What to look for in a database for spatio-temporal analysis?
As sensor data, log data and streaming data continues to grow, we are seeing a significant increase in demand for tools that can do spatial and time-series analytics.
The cost of sensors and devices capable of broadcasting their longitude and latitude as they move through time and space is falling rapidly with commensurate proliferation. By 2025, projections suggest 40% of all connected IoT devices will be capable of sharing their location, up from 10% in 2020. Spatial thinking is helping innovators optimize existing operations and drive long promised digital transformations in smart cities, connected cars, transparent supply chains, proximity marketing, new energy management techniques, and more.
But traditional analytic databases are not well-suited to dealing with spatial and time-series data, which can be complex and difficult to analyze. As a result, there is rising interest in new types of analytic databases that are specifically designed to handle this type of data.
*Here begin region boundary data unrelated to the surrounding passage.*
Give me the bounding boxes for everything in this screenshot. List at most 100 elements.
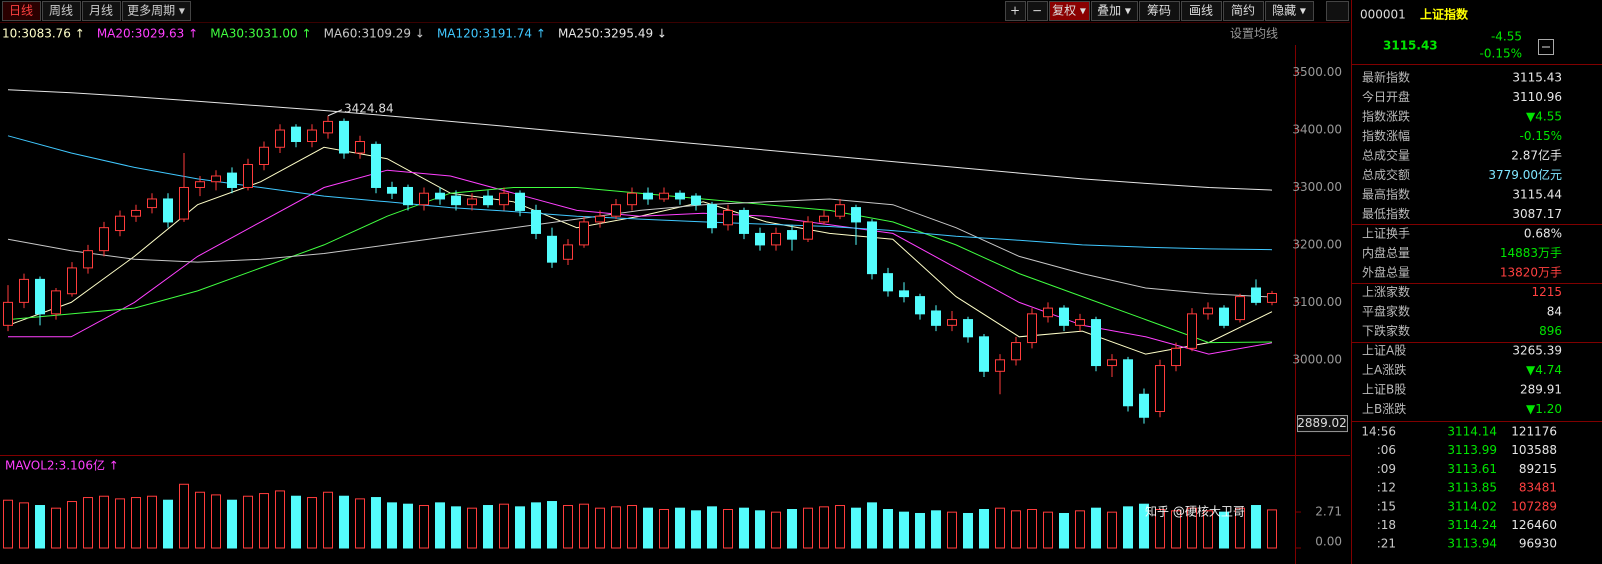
tick-price: 3113.61 bbox=[1447, 462, 1497, 476]
tool-label[interactable]: 隐藏 ▾ bbox=[1272, 4, 1306, 18]
candle-body bbox=[675, 192, 685, 200]
y-tick-label: 3100.00 bbox=[1292, 295, 1342, 309]
ma-line bbox=[7, 187, 1273, 344]
tick-time: :09 bbox=[1377, 462, 1396, 476]
tool-button[interactable] bbox=[1049, 1, 1090, 21]
tool-label[interactable]: 筹码 bbox=[1147, 4, 1171, 18]
quote-value: 0.68% bbox=[1524, 227, 1562, 241]
candle-body bbox=[1027, 313, 1037, 344]
candle-body bbox=[1075, 319, 1085, 326]
volume-bar bbox=[1091, 507, 1101, 549]
volume-bar bbox=[675, 507, 685, 549]
candle-body bbox=[947, 319, 957, 326]
quote-label: 最低指数 bbox=[1362, 206, 1410, 221]
tick-volume: 107289 bbox=[1511, 499, 1557, 513]
candle-body bbox=[387, 186, 397, 194]
candle-body bbox=[819, 215, 829, 223]
candle-body bbox=[131, 209, 141, 217]
volume-bar bbox=[1139, 503, 1149, 549]
candle-body bbox=[435, 192, 445, 200]
candle-body bbox=[323, 120, 333, 134]
tool-button[interactable] bbox=[1139, 1, 1180, 21]
candle-body bbox=[643, 192, 653, 200]
window-button[interactable] bbox=[1326, 1, 1349, 21]
tool-button[interactable] bbox=[1223, 1, 1264, 21]
candle-body bbox=[115, 215, 125, 232]
candle-body bbox=[499, 192, 509, 206]
tool-label[interactable]: 简约 bbox=[1231, 3, 1255, 18]
tick-price: 3113.85 bbox=[1447, 481, 1497, 495]
tick-volume: 121176 bbox=[1511, 425, 1557, 439]
stock-pct: -0.15% bbox=[1480, 47, 1522, 61]
tick-time: 14:56 bbox=[1361, 425, 1396, 439]
tool-button[interactable] bbox=[1265, 1, 1314, 21]
volume-bar bbox=[1043, 511, 1053, 549]
volume-bar bbox=[963, 512, 973, 549]
tool-label[interactable]: − bbox=[1032, 4, 1042, 18]
period-button[interactable] bbox=[42, 1, 81, 21]
settings-ma[interactable]: 设置均线 bbox=[1230, 27, 1278, 41]
collapse-button[interactable] bbox=[1538, 39, 1554, 55]
period-label[interactable]: 周线 bbox=[49, 4, 73, 18]
volume-bar bbox=[419, 505, 429, 549]
volume-bar bbox=[707, 506, 717, 549]
candle-body bbox=[563, 244, 573, 260]
volume-bar bbox=[371, 497, 381, 549]
tool-label[interactable]: 叠加 ▾ bbox=[1097, 4, 1131, 18]
tool-label[interactable]: 画线 bbox=[1189, 4, 1213, 18]
volume-bar bbox=[883, 509, 893, 549]
period-label[interactable]: 日线 bbox=[9, 4, 33, 18]
tool-label[interactable]: + bbox=[1010, 4, 1020, 18]
volume-bar bbox=[147, 495, 157, 549]
tick-time: :12 bbox=[1377, 481, 1396, 495]
period-label[interactable]: 月线 bbox=[89, 4, 113, 18]
stock-price: 3115.43 bbox=[1383, 39, 1438, 53]
tool-button[interactable] bbox=[1027, 1, 1048, 21]
tool-button[interactable] bbox=[1091, 1, 1138, 21]
tick-time: :06 bbox=[1377, 443, 1396, 457]
tool-button[interactable] bbox=[1005, 1, 1026, 21]
volume-bar bbox=[835, 505, 845, 549]
period-button[interactable] bbox=[122, 1, 191, 21]
volume-bar bbox=[451, 506, 461, 549]
candle-body bbox=[451, 195, 461, 206]
y-tick-label: 3400.00 bbox=[1292, 123, 1342, 137]
y-tick-label: 3000.00 bbox=[1292, 352, 1342, 366]
volume-bar bbox=[1203, 510, 1213, 549]
candle-body bbox=[419, 192, 429, 206]
quote-value: 13820万手 bbox=[1500, 266, 1562, 280]
candle-body bbox=[307, 129, 317, 143]
candle-body bbox=[163, 198, 173, 223]
volume-bar bbox=[499, 503, 509, 549]
volume-bar bbox=[1027, 509, 1037, 549]
quote-label: 内盘总量 bbox=[1362, 245, 1410, 260]
candle-body bbox=[931, 310, 941, 326]
volume-bar bbox=[355, 498, 365, 549]
tick-time: :15 bbox=[1377, 499, 1396, 513]
period-label[interactable]: 更多周期 ▾ bbox=[127, 4, 185, 18]
quote-value: 3110.96 bbox=[1512, 90, 1562, 104]
ma-line bbox=[7, 89, 1273, 191]
volume-bar bbox=[1187, 507, 1197, 549]
volume-tick-label: 2.71 bbox=[1315, 505, 1342, 519]
volume-bar bbox=[739, 507, 749, 549]
tick-volume: 83481 bbox=[1519, 481, 1557, 495]
volume-bar bbox=[819, 506, 829, 549]
volume-bar bbox=[259, 493, 269, 549]
candle-body bbox=[243, 163, 253, 188]
period-button[interactable] bbox=[2, 1, 41, 21]
tick-volume: 126460 bbox=[1511, 518, 1557, 532]
volume-bar bbox=[867, 502, 877, 549]
tool-label[interactable]: 复权 ▾ bbox=[1052, 4, 1086, 18]
quote-label: 上A涨跌 bbox=[1362, 362, 1406, 377]
candle-body bbox=[483, 195, 493, 206]
volume-bar bbox=[547, 501, 557, 549]
tool-button[interactable] bbox=[1181, 1, 1222, 21]
quote-label: 今日开盘 bbox=[1362, 89, 1410, 104]
volume-bar bbox=[755, 510, 765, 549]
candle-body bbox=[67, 267, 77, 295]
period-button[interactable] bbox=[82, 1, 121, 21]
ma-legend: MA120:3191.74 ↑ bbox=[437, 27, 546, 41]
candle-body bbox=[739, 209, 749, 234]
volume-bar bbox=[99, 495, 109, 549]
Such systems need advanced algorithms and specialized data structures to efficiently store and analyze spatial and time-series data, allowing businesses to gain valuable insights and make better-informed decisions.
Spatial data, also known as geospatial data, refers to data that has a geographic component, such as the location of a physical object or the shape of a geographical feature. Spatial data can be represented in many different forms, including as coordinates, points, lines, polygons, and raster images. This data can be collected using a variety of methods, such as through global positioning systems (GPS), remote sensing, and aerial or satellite imagery. Spatial data is often better analyzed with specialized databases.
Temporal data, also known as time-series data, refers to data that changes over time. This type of data is often used to track changes or trends and can be collected at regular intervals or at specific points in time. Examples include financial data, weather data, and mechanical readings such as vibrations or temperature. This data too has typically been stored and managed in specialized time-series databases.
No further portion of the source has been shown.